Tapi, bukan itu yang membuat Bian memutuskan mengurung diri di kamar semalaman. Melainkan sebuah akhiran chat yang Papa kirimkan tadi sore untuknya.

Bian menghela napas kasar tatkala terdengar suara gagang pintu yang ditekan dari luar sana. Sepertinya lagi-lagi itu sang mama. Pasalnya Budhe Lasih mana berani mengusik dirinya? Bian mendengkus. Jangankan beranjak membukakan kunci pintu kamarnya, niat saja sedikitpun tak terlintas dalam benaknya.

Ini semua masalah hati! Dia terlanjur sakit hati mengingat pesan Papa, dan ya—pengebab Papa mengirimkan pesan seperti itu kan jelas-jelas karena laporan Mama, begitu batinnya.

“Bian, Mama minta maaf, Nak. Bukain dong pintunya?”

Entah sudah keberapa kalinya Mama berteriak memohon-mohon pada Bian agar dibukakan pintu kamarnya.

“Mama janji gak marah-marah lagi, Bi. Mama cuman mau ngobrol sama kamu sebentar aja.”

“Bian mau tidur, Ma. Emangnya masih kurang yang tadi sore di mobil? Bian tuh capek. Tenang aja, udah dibuang juga barangnya.” Bian jadi sewot seketika. Telinganya juga perlu diistirahatkan, bukan begitu? Toh, besok pagi masih harus bertemu sang papa dan lagi-lagi mendapat ceramah panjang kali lebar. Begitu pikirnya.

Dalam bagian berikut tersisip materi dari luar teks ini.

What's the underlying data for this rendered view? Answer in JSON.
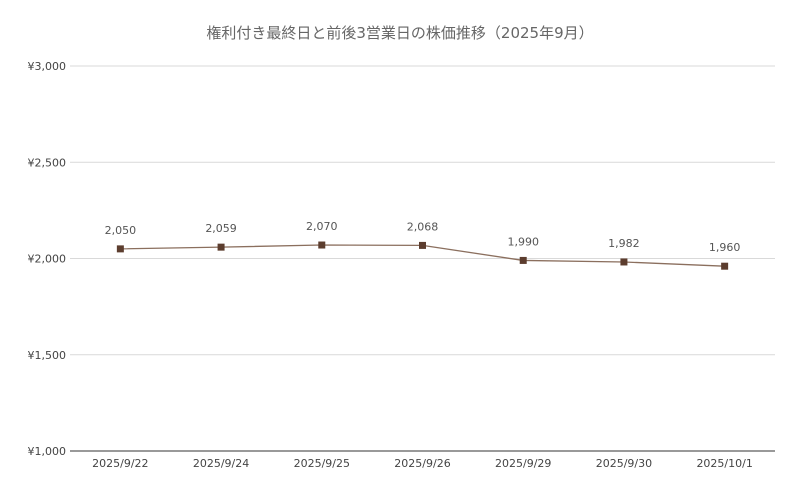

Mama pun sejak awal tidak berharap banyak saat kembali mendatangi kamar Bian untuk kesekian kalinya. Mama sejak awal tahu bagaimana kerasnya watak Bian. Mama sudah menduga kalau lagi-lagi dia akan gagal menyuruh Bian keluar untuk makan.

“Makanannya udah Mama angetin, Bi. Bawa masuk aja ke kamar sebelum Papa kamu pulang. Mama tau, kamu kaya gini karna Papa, kan? Mama minta maaf karna buru-buru kasih tau Papa tadi sore. Mama juga minta maaf ... karna Papa kamu kelewatan. Kamu gak perlu maafin Mama sekarang. Yang penting buat Mama—kamu gak lewatin makan malem, Bi.”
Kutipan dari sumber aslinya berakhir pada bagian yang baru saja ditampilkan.